No discussion regarding British comedians can go long without bringing up the brilliant sketch group, Monty Python. The early 1970s television program Monty Python’s Flying Circus is considered by many to be the greatest sketch show of all time and the subsequent films and tours by the Pythons are ranked with equal fervor. Perhaps the best known Python is John Cleese, whose tall, spare frame and wrenching shrieking is cemented in the minds of many as a cultural icon. The Pythons, a diverse group that included Eric Idle, Michael Palin, Terry Jones, Graham Chapman and Terry Gilliam as well as Cleese, are renowned for their profound silliness and extremely dirty songs. Their constant satire of polite British humor, irreverent attitude toward socially significant ideas, and general love of nonsense often lead experts to declare them the greatest British comedians in history.
Great Britain is a country that has never fully given up on the radio, despite the success of television, and as such still carries a significant number of comedy shows over the radio waves. One of the longest running programs, I’m Sorry I Haven’t a Clue, is chock full of some of the best-loved British comedians.

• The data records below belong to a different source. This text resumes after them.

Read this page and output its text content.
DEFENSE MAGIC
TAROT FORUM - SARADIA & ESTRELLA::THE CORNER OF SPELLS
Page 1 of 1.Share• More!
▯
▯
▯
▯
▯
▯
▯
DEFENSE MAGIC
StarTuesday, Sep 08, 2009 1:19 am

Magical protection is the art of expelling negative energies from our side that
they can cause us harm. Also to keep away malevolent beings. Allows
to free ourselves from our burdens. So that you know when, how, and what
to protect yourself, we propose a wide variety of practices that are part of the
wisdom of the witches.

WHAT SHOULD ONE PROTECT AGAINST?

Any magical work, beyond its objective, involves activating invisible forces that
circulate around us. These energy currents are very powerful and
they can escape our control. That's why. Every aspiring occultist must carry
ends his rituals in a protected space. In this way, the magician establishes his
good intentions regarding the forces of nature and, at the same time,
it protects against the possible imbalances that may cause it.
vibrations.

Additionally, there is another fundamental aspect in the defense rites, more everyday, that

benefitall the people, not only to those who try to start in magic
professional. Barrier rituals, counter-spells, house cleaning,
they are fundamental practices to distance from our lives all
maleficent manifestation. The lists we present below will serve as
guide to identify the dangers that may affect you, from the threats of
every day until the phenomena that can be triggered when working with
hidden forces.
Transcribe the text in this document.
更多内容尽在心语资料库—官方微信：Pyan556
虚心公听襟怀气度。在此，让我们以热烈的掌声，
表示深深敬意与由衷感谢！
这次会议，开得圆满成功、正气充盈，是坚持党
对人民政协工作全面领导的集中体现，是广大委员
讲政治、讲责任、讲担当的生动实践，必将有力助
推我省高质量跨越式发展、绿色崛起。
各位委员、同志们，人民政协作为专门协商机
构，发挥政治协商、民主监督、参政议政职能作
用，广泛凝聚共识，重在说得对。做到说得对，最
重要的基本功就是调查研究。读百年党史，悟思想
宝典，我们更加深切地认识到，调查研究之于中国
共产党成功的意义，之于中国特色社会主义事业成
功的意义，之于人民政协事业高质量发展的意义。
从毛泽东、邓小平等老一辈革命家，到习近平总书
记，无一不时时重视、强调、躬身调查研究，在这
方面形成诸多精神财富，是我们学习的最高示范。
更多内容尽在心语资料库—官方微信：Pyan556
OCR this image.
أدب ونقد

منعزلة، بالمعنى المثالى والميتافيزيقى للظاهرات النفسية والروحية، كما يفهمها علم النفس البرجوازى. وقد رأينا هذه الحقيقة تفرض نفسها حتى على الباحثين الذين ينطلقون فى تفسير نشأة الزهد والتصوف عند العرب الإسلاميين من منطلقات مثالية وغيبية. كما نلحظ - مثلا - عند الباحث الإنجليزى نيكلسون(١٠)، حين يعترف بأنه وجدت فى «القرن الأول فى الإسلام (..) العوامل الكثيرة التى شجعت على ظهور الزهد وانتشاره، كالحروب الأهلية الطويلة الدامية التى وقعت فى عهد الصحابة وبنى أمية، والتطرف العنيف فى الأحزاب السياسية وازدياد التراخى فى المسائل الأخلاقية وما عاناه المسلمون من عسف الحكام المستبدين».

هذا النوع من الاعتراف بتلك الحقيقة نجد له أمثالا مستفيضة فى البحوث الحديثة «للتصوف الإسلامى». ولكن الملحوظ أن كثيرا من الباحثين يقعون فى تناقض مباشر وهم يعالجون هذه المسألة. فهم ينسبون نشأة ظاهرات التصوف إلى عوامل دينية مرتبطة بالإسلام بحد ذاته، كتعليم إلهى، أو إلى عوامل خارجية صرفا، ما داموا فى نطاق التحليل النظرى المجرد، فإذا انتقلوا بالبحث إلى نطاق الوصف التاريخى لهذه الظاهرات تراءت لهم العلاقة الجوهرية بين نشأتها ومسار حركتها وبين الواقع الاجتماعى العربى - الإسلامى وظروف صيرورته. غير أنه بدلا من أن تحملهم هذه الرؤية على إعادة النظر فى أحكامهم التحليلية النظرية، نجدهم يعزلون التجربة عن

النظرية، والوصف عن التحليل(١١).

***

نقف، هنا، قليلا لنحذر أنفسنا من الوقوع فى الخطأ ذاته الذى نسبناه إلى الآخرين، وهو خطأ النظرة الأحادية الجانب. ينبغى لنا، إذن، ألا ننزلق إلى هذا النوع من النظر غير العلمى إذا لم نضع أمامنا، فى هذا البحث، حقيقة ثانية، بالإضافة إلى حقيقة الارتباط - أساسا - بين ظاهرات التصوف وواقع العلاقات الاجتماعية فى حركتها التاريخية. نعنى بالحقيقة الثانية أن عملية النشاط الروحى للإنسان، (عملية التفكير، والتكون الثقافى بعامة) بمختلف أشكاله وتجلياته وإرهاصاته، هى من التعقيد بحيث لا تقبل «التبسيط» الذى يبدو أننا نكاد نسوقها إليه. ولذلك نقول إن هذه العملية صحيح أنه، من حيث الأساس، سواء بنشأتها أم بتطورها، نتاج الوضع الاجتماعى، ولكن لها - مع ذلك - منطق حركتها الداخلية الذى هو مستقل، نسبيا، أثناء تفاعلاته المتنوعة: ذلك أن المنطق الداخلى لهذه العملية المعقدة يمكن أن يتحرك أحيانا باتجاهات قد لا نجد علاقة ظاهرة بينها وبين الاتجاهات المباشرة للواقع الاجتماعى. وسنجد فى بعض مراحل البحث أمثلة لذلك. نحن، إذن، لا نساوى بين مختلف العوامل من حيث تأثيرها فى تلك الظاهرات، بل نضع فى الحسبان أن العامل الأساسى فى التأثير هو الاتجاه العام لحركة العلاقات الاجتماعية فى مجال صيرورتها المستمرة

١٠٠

On the program, Barry Cryer, Tim Brook-Taylor, Graeme Gardner and Humphrey Littleton enact a nonsensical game show filled with implausible tournaments; one of the best known, Mornington Crescent, is a game about the subway system in London with no set rules and unending ways to violate them. Though the show is little known outside of Britain, it is well worth looking up as an example of classic British humor.

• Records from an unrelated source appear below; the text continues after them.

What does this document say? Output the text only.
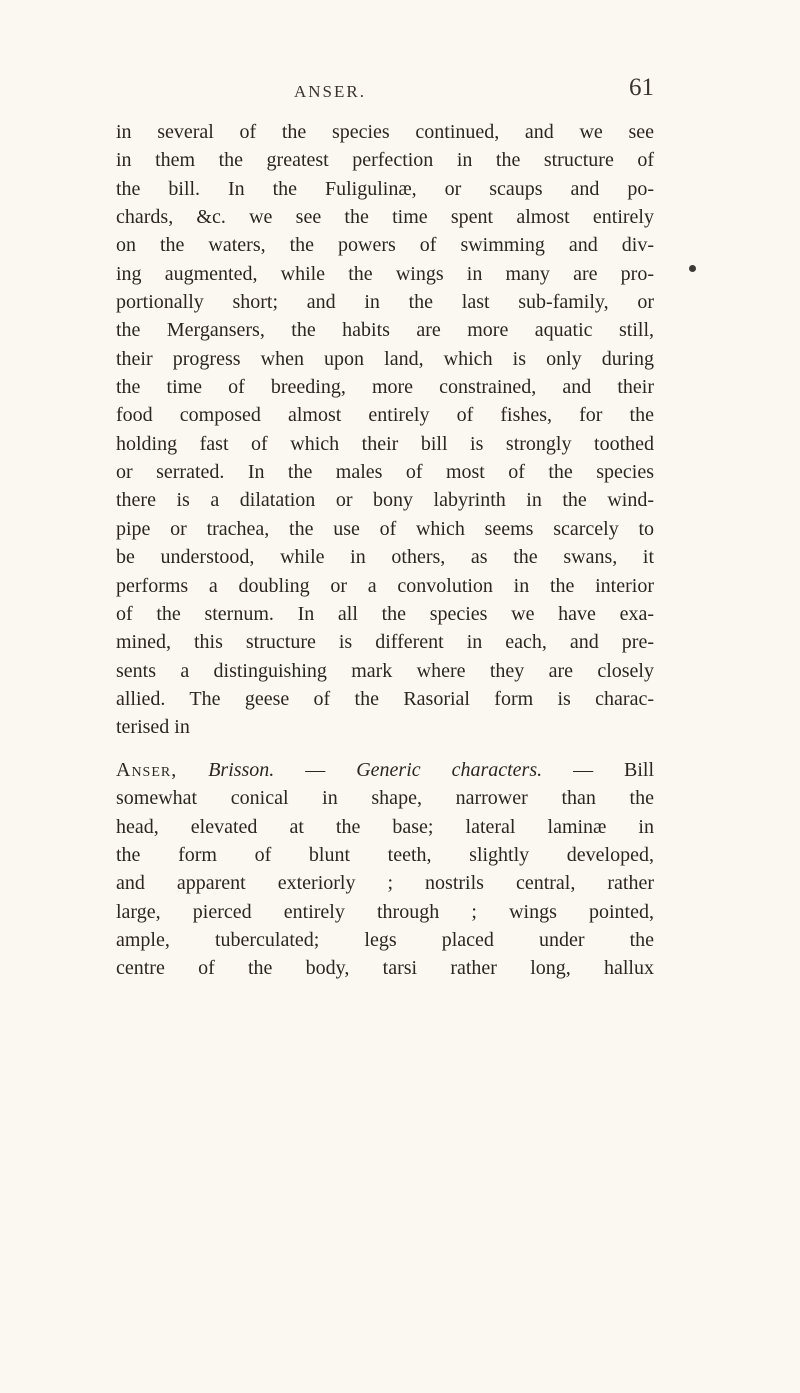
ANSER.	61
in several of the species continued, and we see
in them the greatest perfection in the structure of
the bill. In the Fuligulinæ, or scaups and po-
chards, &c. we see the time spent almost entirely
on the waters, the powers of swimming and div-
ing augmented, while the wings in many are pro-
portionally short; and in the last sub-family, or
the Mergansers, the habits are more aquatic still,
their progress when upon land, which is only during
the time of breeding, more constrained, and their
food composed almost entirely of fishes, for the
holding fast of which their bill is strongly toothed
or serrated. In the males of most of the species
there is a dilatation or bony labyrinth in the wind-
pipe or trachea, the use of which seems scarcely to
be understood, while in others, as the swans, it
performs a doubling or a convolution in the interior
of the sternum. In all the species we have exa-
mined, this structure is different in each, and pre-
sents a distinguishing mark where they are closely
allied. The geese of the Rasorial form is charac-
terised in
Anser, Brisson. — Generic characters. — Bill
somewhat conical in shape, narrower than the
head, elevated at the base; lateral laminæ in
the form of blunt teeth, slightly developed,
and apparent exteriorly ; nostrils central, rather
large, pierced entirely through ; wings pointed,
ample, tuberculated; legs placed under the
centre of the body, tarsi rather long, hallux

On the international scene, the best known British comedian is probably the stand-up wizard, Eddie Izzard. Known for his onstage cross-dressing and rambling monologues, Izzard is considered by some to be a successor to the Pythons, and has performed with them on many occasions. Also an accomplished actor, Izzard had a cameo appearance in the 2007 film Across the Universe and also stars in the HBO television program, The Riches. Izzard frequently tours as a stand-up artist, and also can occasionally be seen in major stage productions.

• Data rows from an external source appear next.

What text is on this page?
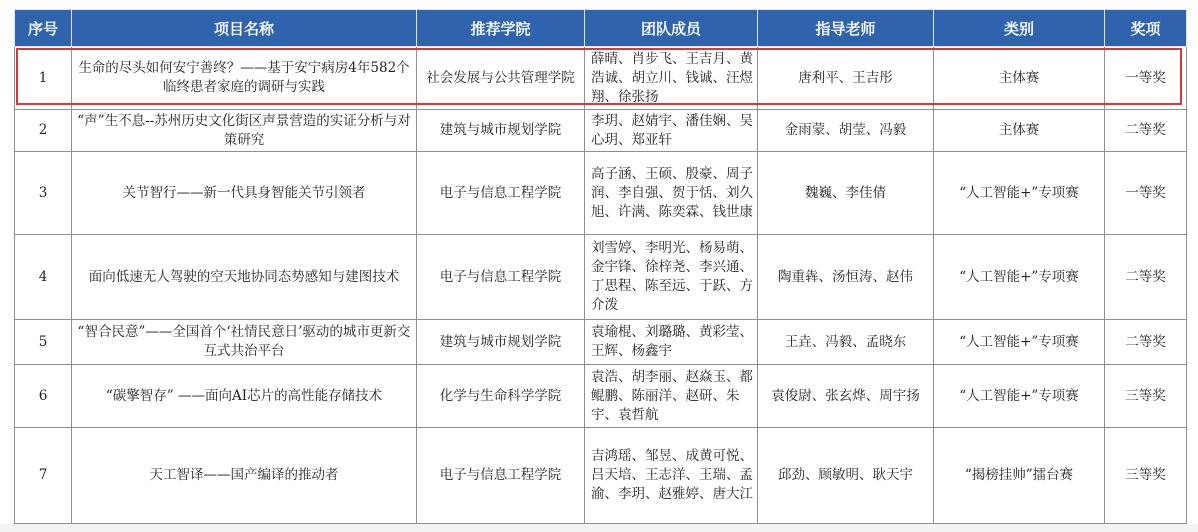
序号	项目名称	推荐学院	团队成员	指导老师	类别	奖项
1	生命的尽头如何安宁善终？——基于安宁病房4年582个临终患者家庭的调研与实践	社会发展与公共管理学院	薛晴、肖步飞、王吉月、黄浩诚、胡立川、钱诚、汪煜翔、徐张扬	唐利平、王吉彤	主体赛	一等奖
2	“声”生不息--苏州历史文化街区声景营造的实证分析与对策研究	建筑与城市规划学院	李玥、赵婧宇、潘佳娴、吴心玥、郑亚轩	金雨蒙、胡莹、冯毅	主体赛	二等奖
3	关节智行——新一代具身智能关节引领者	电子与信息工程学院	高子涵、王硕、殷豪、周子润、李自强、贺于恬、刘久旭、许满、陈奕霖、钱世康	魏巍、李佳倩	“人工智能+”专项赛	一等奖
4	面向低速无人驾驶的空天地协同态势感知与建图技术	电子与信息工程学院	刘雪婷、李明光、杨易萌、金宇锋、徐梓尧、李兴通、丁思程、陈至远、于跃、方介泼	陶重犇、汤恒涛、赵伟	“人工智能+”专项赛	二等奖
5	“智合民意”——全国首个‘社情民意日’驱动的城市更新交互式共治平台	建筑与城市规划学院	袁瑜棍、刘璐璐、黄彩莹、王辉、杨鑫宇	王垚、冯毅、孟晓东	“人工智能+”专项赛	二等奖
6	“碳擎智存” ——面向AI芯片的高性能存储技术	化学与生命科学学院	袁浩、胡李丽、赵焱玉、都鲲鹏、陈丽洋、赵研、朱宇、袁哲航	袁俊尉、张玄烨、周宇扬	“人工智能+”专项赛	三等奖
7	天工智译——国产编译的推动者	电子与信息工程学院	吉鸿瑶、邹昱、成黄可悦、吕天培、王志洋、王瑞、孟渝、李玥、赵雅婷、唐大江	邱劲、顾敏明、耿天宇	“揭榜挂帅”擂台赛	三等奖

British humor is impossible to truly define; it can be dry and self-mocking, or filthy and hypocritical. Punning and wordplay are natural extensions of a culture seemingly obsessed with their own language, and British comedians are often tremendous verbal wits. Chances are, if you have an opportunity to see a well-known British comedian, you may not understand all of the historical or political references, but you will enjoy yourself.